Indeed. No net profit, no bonus. Man, is our economy messed up, in just about every industry: once you're at the CEO level, it's virtually impossible
not to make tens of millions in bonuses, no matter how badly you fail.
No. I don't care if Darkseid preceded Thanos in comics history - the whole world knew, starting in summer '12, that the MCU was building to an epic confrontation with Thanos, and the big
Justice League plan, as formulated
after 2013's
MoS, was clearly for a two-part epic: the first featuring an evil reincarnated Superman, and building to a Darkseid confrontation in the second part, which would releasing next fall
at the earliest,
after Marvel's
Infinity War (Part One) that same summer. In other words, Snyder's grand plan was to spend two whole movies even after
MoS portraying Superman as an unlikable dick/villain, and
then top it all off with a rehash of the MCU's latest mega-event finale.
In other words,
Mistake One was hiring a guy not at all suited for a Superman movie to both direct a Superman movie
and lay the groundwork for the DCEU.
Mistake Two was to double-down on his Grand (bad) Vision after
MoS.
Mistake Three was to do a villain team-up movie with zero established DCEU villains.

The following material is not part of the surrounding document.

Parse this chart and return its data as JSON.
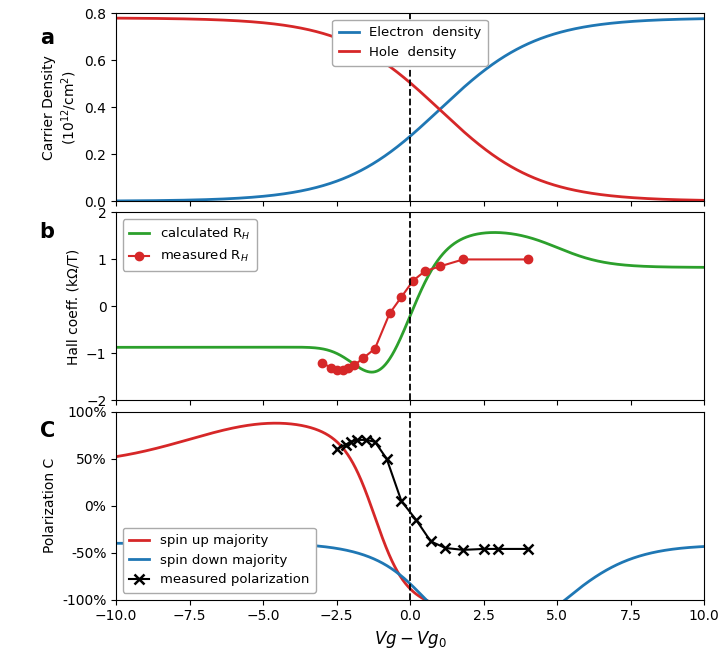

Mistake Four was to assume general audiences would be ready for another superhero flick, particularly one this messy and rushed, less than two weeks after
Thor: Ragnarok opened, instead of pushing it to March or early February. (If they
had to go up against an MCU movie, at least go up against the less well-established
Black Panther.)
Mistake Five is... well, stay tuned.
One can plausibly argue WB should have stuck to their guns and done the evil resurrected Supes even
after the critical failure of
BvS, betting that audiences would reward a dark and grim movie if done this time, just as they did
The Dark Knight. (Indeed, if there was ever a time for an evil, corrupted Superman,
oh boy howdy, is this it.) But, make no mistake: this was a multi-flavored bad plan to start with.